李四爺和鄰居們都以為糧證是一發下來,便可以永遠適用的。李老人特別希望如此,因為他已經挨了不少冤枉罵,所以切盼把一勞永逸的糧證發給大家,結束了這一樁事,不再多受攻擊。

誰知道,糧證是只作一次用的,過期無效。大家立刻想到:天天,或每三兩天,他們須等著發給糧證;得到糧證,須馬上設法弄到錢,好趕快去取糧——過期無效!假若北平人也有什么理想的話,那便是自自由由地,客客氣氣地,舒舒服服地過日子。這假使作不到,求其次者,便是雖然有人剝奪了他們的自由,而仍然客客氣氣地不多給他們添麻煩——比如糧證可以用一年或兩年,憑證能隨時取到糧食。哼!日本人卻教他們三天兩頭地等候糧證,而后趕緊弄錢,馬上須去領糧!麻煩,麻煩,無窮無盡的麻煩!他們像吃下去一個蒼蠅,馬上想嘔吐!

最使他們心寒膽顫的是:假若發了一次糧證以后,而不再發,可怎么好呢?就是再發而相隔十天半月,中間空起一塊來,又怎么辦呢?難道肚子可以休息幾天,而不餓嗎?這樣一揣測,他們看見了死亡線,像足球場上剛畫好的白道兒那么清楚,而且就在他們眼前!他們慌了神,看到了死;于是,也就更加勁地咒罵李四爺。他們不敢公開地罵日本人,連白巡長也不敢罵,因為他到底是個官兒。他們也不便罵孫七,他不過是副里長。李四爺既非官兒,又恰好是正里長,便成了天造地設的“罵檔子”!

李老人時時地發愣:發氣,沒有用;忍受,不甘心。他也看到死亡,而且死了還負著一身的辱罵!拿出他的心來,他覺得,他可以對得起天地日月與一切神靈;可是,他須挨罵!

或者只有北平,才會有這樣的夏天的早晨:清涼的空氣里斜射著亮而喜悅的陽光,到處黑白分得光是光、影是影。空氣涼,陽光熱,接觸到一處,涼的剛剛要暖,熱的剛摻上一點涼;在涼暖未調勻凈之中,花兒吐出蕊,葉兒上閃著露光。

就連小羊圈這塊不很體面的小地方,也有它美好的畫面:兩株老槐的下半還遮在影子里,葉子是暗綠的;樹的梢頭已見到陽光,那些淺黃的花朵變為金黃的。嫩綠的槐蟲,在細白的一根絲上懸著,絲的上半截發著白亮的光。曉風吹動,絲也左右顫動,像是晨光曲的一根琴弦。陽光先照到李四爺的門上。那矮矮的門樓已不甚整齊,磚瓦的縫隙中長出細長的幾根青草;一有了陽光,這破門樓上也有了光明,那發亮的青草居然也有點生意。
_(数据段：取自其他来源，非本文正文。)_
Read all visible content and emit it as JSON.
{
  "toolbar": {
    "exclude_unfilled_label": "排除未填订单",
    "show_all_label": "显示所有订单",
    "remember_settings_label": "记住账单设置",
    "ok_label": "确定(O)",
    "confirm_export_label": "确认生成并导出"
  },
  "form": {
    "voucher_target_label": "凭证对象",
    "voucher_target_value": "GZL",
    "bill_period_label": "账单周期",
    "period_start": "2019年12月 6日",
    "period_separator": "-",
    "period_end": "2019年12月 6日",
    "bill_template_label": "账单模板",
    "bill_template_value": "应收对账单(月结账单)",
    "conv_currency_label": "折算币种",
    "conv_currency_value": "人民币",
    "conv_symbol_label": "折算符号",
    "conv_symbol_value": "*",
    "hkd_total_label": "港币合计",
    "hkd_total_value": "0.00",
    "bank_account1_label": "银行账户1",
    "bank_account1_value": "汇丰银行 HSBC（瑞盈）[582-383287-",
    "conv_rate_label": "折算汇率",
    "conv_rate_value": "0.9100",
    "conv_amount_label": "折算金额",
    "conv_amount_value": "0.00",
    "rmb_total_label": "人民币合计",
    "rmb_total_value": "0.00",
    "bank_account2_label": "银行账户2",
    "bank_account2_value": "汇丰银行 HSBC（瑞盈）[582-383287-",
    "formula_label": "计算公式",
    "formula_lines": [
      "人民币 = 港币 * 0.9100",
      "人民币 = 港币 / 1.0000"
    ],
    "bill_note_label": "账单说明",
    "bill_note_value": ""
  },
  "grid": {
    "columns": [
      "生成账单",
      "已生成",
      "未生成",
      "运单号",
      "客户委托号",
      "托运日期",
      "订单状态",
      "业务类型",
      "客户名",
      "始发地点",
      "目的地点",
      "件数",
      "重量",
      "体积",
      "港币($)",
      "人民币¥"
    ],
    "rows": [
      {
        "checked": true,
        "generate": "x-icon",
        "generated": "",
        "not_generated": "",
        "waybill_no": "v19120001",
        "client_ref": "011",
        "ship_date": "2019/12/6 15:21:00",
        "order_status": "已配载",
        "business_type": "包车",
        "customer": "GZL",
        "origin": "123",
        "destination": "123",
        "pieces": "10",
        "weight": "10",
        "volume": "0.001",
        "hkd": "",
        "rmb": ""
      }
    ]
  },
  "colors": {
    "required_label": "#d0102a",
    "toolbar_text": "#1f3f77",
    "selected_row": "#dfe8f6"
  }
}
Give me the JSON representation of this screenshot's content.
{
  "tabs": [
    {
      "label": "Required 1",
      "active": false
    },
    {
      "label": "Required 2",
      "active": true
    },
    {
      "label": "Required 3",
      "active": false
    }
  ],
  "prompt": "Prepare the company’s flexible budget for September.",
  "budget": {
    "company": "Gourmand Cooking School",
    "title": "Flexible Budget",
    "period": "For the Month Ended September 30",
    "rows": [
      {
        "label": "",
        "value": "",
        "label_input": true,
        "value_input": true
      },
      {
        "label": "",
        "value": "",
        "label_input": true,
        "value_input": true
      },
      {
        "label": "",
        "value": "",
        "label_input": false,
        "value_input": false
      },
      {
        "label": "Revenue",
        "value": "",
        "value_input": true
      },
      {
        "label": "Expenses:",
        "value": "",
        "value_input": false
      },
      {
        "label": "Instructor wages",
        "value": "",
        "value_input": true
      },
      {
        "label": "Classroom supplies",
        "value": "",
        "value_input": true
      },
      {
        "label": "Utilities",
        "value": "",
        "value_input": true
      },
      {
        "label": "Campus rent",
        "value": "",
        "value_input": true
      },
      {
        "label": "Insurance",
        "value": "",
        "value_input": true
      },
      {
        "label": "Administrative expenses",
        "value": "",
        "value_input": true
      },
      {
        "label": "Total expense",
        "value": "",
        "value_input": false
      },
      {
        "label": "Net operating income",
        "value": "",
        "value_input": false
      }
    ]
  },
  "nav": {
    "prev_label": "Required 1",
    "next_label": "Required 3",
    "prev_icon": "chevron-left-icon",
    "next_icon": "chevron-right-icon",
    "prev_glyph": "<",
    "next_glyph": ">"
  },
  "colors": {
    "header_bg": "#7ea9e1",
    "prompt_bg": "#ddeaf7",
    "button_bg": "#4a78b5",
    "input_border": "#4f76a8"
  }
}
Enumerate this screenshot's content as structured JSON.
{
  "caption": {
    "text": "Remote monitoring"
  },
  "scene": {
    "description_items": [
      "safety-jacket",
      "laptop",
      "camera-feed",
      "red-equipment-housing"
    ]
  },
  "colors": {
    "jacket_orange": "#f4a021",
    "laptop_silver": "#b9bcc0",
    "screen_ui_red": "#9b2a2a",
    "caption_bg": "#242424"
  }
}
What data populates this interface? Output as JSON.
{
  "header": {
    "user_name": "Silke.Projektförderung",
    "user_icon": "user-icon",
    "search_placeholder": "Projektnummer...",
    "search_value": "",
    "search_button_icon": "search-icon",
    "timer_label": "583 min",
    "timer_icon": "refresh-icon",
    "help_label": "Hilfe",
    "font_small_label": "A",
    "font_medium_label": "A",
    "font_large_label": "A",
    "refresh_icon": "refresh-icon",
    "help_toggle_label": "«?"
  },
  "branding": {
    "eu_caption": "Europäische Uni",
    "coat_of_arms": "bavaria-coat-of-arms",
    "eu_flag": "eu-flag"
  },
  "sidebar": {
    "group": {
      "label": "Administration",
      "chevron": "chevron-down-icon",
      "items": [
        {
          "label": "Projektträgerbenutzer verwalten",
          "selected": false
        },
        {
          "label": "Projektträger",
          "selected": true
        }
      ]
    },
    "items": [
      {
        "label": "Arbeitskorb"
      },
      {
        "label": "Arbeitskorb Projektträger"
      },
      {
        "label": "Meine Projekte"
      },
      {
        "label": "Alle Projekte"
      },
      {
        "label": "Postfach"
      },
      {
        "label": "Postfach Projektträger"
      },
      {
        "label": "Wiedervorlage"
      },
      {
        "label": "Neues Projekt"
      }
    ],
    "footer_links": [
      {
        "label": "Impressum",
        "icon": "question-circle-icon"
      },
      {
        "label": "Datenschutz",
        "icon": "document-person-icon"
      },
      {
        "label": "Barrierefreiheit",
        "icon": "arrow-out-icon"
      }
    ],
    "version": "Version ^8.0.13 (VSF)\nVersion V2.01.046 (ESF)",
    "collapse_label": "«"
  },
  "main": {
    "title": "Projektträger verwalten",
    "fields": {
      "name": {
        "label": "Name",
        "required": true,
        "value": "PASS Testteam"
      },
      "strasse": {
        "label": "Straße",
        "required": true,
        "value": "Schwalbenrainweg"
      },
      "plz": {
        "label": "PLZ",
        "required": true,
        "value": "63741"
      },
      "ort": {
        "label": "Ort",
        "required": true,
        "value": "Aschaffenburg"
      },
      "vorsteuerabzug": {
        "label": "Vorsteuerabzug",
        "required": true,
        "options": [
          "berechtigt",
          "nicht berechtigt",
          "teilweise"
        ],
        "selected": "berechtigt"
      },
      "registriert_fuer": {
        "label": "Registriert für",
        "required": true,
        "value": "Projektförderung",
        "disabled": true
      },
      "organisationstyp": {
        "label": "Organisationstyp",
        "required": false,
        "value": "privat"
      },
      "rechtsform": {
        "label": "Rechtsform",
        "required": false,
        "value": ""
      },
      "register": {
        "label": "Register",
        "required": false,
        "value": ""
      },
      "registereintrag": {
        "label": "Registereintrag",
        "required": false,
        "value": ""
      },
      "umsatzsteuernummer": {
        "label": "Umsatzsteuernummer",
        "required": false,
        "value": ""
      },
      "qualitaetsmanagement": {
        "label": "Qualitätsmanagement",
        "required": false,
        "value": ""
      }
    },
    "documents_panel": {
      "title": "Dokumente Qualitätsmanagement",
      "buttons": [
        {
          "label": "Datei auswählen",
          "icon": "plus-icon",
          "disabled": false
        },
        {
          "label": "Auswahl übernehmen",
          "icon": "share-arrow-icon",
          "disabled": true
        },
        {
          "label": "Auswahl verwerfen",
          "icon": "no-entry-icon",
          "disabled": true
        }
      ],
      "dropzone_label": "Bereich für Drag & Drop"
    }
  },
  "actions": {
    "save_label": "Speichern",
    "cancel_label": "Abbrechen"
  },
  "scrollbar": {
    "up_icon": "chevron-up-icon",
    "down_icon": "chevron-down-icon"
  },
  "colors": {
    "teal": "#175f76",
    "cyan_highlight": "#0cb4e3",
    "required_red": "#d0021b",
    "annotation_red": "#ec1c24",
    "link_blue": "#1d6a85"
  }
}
幾只燕子在樹梢上翻來覆去地飛,像黑的電光那么一閃一閃的。蜻蜓們也飛得相當的高:忽然一只血紅的,看一眼樹頭的槐花便鉆入藍的天空;忽然一只背負一塊翡翠的,只在李四爺的門樓上的青草一逗便掉頭而去。

放在太平年月,這樣的天光,必使北平的老人們,在梳洗之后,提著裝有“靛頷”或“自自黑”的鳥籠,到城外去,沿著柳岸或葦塘,找個野茶館喝茶解悶。它會使愛鴿子的人們,放起幾十只花鴿,在藍天上旋舞。它也會使釣者很早地便出了城,找個僻靜地方消遣一天。就是不出城遠行的,也會租一只小船,在北海去搖槳,或到中山公園的老柏下散步。

今天,北平人可已顧不得揚頭看一看天,那飛舞著的小燕與蜻蜓的天;饑餓的黑影遮住了人們的眼。天上已沒有了白鴿,老人們已失去他們的心愛的鳥;人們還沒有糧,誰還養得起鳥與鴿子。是的,有水的地方,還有垂釣與蕩槳的;可是,他們是日本人;空著肚子的中國人已沒有了消遣的閑心。北平像半癱在晴美的夏晨中。

韻梅,就是在這樣的一個早晨,決定自己去領糧。她知道從此以后,她須把過去的生活——雖然也沒有怎么特別舒服自在過——只當作甜美的記憶;好的日子過去了,眼前的是苦難與饑荒。她須咬起牙來,不慌不忙地,不大驚小怪地,盡到她的責任。她的腮上特意擺出一點笑來,好教大家看見:“我還笑呢,你們也別著急!”

看著她,瑞宣心中不很舒坦。對她,這么些年了,他一向沒有表示過毫無距離的親熱。現在,看到她的堅定、盡責與勇敢,他真想用幾句甜蜜的話安慰她,感激她,鼓勵她。可是,他說不出來。最后,他只向她笑了笑,便走去上班。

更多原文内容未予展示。